Antidépresseurs et arthrose, quelle efficacité sur la douleur ?

Lorsque les traitements analgésiques classiques tels l’ibuprofène ou le paracétamol ne produisent pas l’effet escompté sur les patients atteints d’arthrose, des antidépresseurs leur sont parfois prescrits pour traiter la douleur. Ces prescriptions devenues courantes peuvent toutefois surprendre au regard du manque de preuves scientifiques concernant leur efficacité sur les douleurs chroniques. Devons-nous voir l’antidépresseur comme un sauveur, un bienfaiteur ou un médicament prometteur mais sans réel impact sur nos douleurs ? Une équipe de chercheurs australiens a tenté de répondre à cette interrogation en évaluant l’efficacité ainsi que l’innocuité de cette classe de médicaments contre les douleurs de l’arthrose. Voici leurs conclusions…
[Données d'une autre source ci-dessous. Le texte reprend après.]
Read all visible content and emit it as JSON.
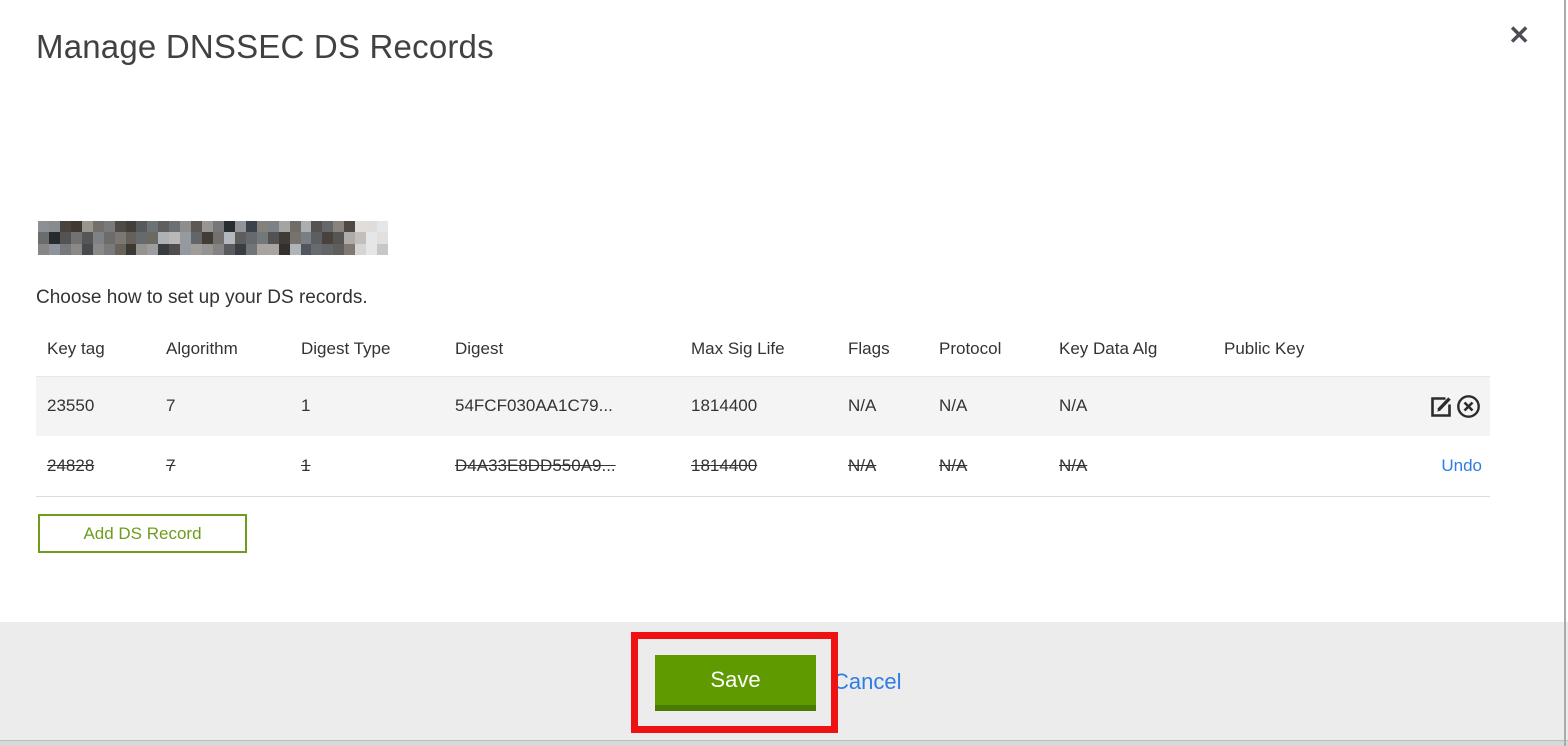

Une étude présente des résultats en demi-teinte

Selon le Dr Giovanni Ferreira, chercheur à l’Institut de santé musculo-squelettique de l’Université de Sydney et principal auteur de l’étude, la raison ayant motivé ces travaux trouve écho dans l’augmentation des prescriptions d’antidépresseurs au niveau mondial, sans que l’on possède de certitudes sur leur efficacité pour soulager les patients arthrosiques ou souffrant du dos. Les travaux des scientifiques australiens ont porté sur un recensement de 33 essais cliniques randomisés, concernant plus de 5 000 participants souffrant de différentes douleurs, qu’elles soient d’origine lombaires ou cervicales, mais aussi dues à l’arthrose des hanches ou du genou. Aucun des patients concernés ne souffrait de dépression puisque l’étude portait sur l’état de douleur et non sur la dépression.
Plusieurs classes d’antidépresseurs ont été testées, en particulier les inhibiteurs de la recapture de la sérotonine-nodrénaline (IRSN) ainsi que les antidépresseurs tricycliques. Les chercheurs ont proposé une échelle de 1 à 100 à leurs patients afin que ces derniers puissent évaluer les effets des antidépresseurs sur la douleur. Publiés en janvier dernier dans le British Médical journal, les résultats obtenus tendent à démontrer le peu d’efficacité des antidépresseurs sur la douleur en général. Pour les patients arthrosiques les douleurs ont été très faiblement soulagées par les IRSN au terme de 3 mois, réduisant la douleur de 9,7 points sur 100 par rapport au placebo alors que la réduction n’était que de 5,3 pour les douleurs dorsales. Selon le Dr Ferreira, la légère amélioration constatée sur les douleurs dues à l’arthrose pourrait cependant être perçue comme un résultat intéressant par les patients.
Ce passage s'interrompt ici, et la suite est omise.